Data Engineering

From PKC
Revision as of 06:09, 18 September 2022 by Ntustma012 (talk | contribs)
Jump to navigation Jump to search

The word "engineering" is crucial to comprehending what data engineering is. Engineers create things from scratch. Data engineers plan and construct pipelines that transform and ship data into a format that is highly useable when it is received by data scientists or other end users. These pipelines are required to gather data from various unrelated sources and combine it with data from other sources into a single warehouse that acts as a single source of truth for all of the data.

Sounds straightforward enough, but this position requires a lot of data literacy abilities. Data engineers are in such low supply, which contributes to the role's ambiguity. One example of a data engineering activity is shown in the figure below.

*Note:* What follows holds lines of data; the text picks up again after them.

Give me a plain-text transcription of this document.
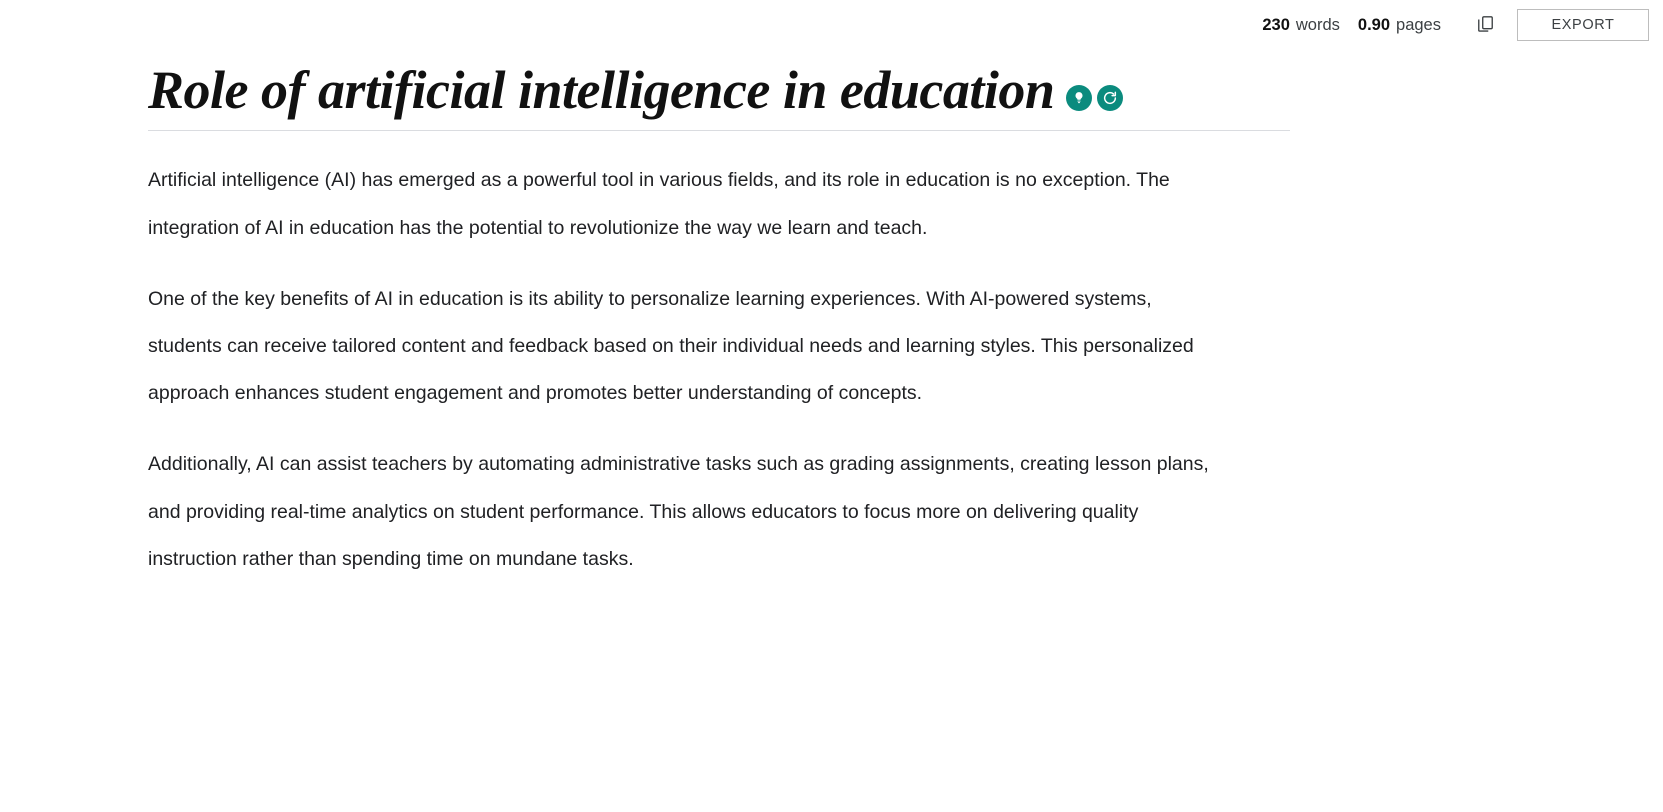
230 words 0.90 pages	EXPORT
Role of artificial intelligence in education

Artificial intelligence (AI) has emerged as a powerful tool in various fields, and its role in education is no exception. The integration of AI in education has the potential to revolutionize the way we learn and teach.

One of the key benefits of AI in education is its ability to personalize learning experiences. With AI-powered systems, students can receive tailored content and feedback based on their individual needs and learning styles. This personalized approach enhances student engagement and promotes better understanding of concepts.

Additionally, AI can assist teachers by automating administrative tasks such as grading assignments, creating lesson plans, and providing real-time analytics on student performance. This allows educators to focus more on delivering quality instruction rather than spending time on mundane tasks.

Software Engineering Flow.png





Why Data Engineering is Popular now?

We have all heard or read about Gartner's 2017 finding that 85% of big data projects fail. This was mostly caused by the absence of trustworthy data infrastructures. Data could hardly be relied upon for important business choices. 2019 has come and gone, and nothing has changed. 87% of data science projects, according to IBM's CTO, never reach production. Gartner reaffirmed its forecast that only 80% of initiatives would fail as of this point. Similar figures were produced by a New Vantage Report.


Why is this, then?

The majority of businesses have finished their digital transformations over the past ten years. As a result, there are now unfathomable amounts of new types of data being generated at an increased rate. While the need for data scientists to make sense of it all was previously clear, it was less clear who would need to manage and guarantee the quality, security, and accessibility of this data so that data scientists could perform their duties.


Data Scientists were frequently asked to provide the necessary infrastructure and data pipelines in the early days of big data analytics in order to complete their tasks. Their expectations for the work and skill sets did not necessarily include this. As a result, data modeling would not be carried out properly. Data scientists wouldn't use data consistently, and there would be duplication of effort. Companies failed because these problems made it difficult for them to get the most out of their data efforts. Additionally, it resulted in a high turnover rate for data scientists that continues to this day.


The Internet of Things, the flood of completed corporate digital transformations, and the rush to become AI-driven make it abundantly evident that businesses today require a wealth of Data Engineers to lay the groundwork for fruitful data science endeavors.

Because of this, the significance and scope of the function of the data engineer will only increase. Businesses require teams of individuals whose main responsibility is to process data in a way that enables them to derive value from it.

Skills Needed

  • Foundation software engineering – Agile, devOps, architecture design, service oriented architecture.
  • Distributed systems – This would include software engineer skills and software architect skills.
  • Open Frameworks – Apache Spark, Hadoop, perhaps Hive, MapReduce, Kafka and others…
  • SQL – This is a database staple and remains that way.
  • Programming – Python has become the favored language for working with data. Java on the other hand, while still widely sought has fallen out of favor with most data scientists and engineers. Scala is another language that Apache Spark and Kafka are based on.
  • Pandas – a Python library for cleaning and manipulating data.
  • Visualization/dashboards
  • Cloud platforms – AWS is probably the most prevalent cloud skill set for Data Engineers to know. Google Cloud Data Engineering and Microsoft Azure are right behind.
  • Analytics – While mainly the realm of data scientists, statistical analysis skills or understanding of some of the different mathematical principles or probabilistic principles are necessary for being able to properly manipulate the data so that it is in a shape that is accessible for the people who are doing the end analysis on it.
  • Data Modeling – Data modeling knowledge is quite important now in the sense that a Data Engineer needs to know how they are going to structure tables, partitions, where to normalize and denormalize data in the warehouse, etc. and how to think about retrieving certain attributes.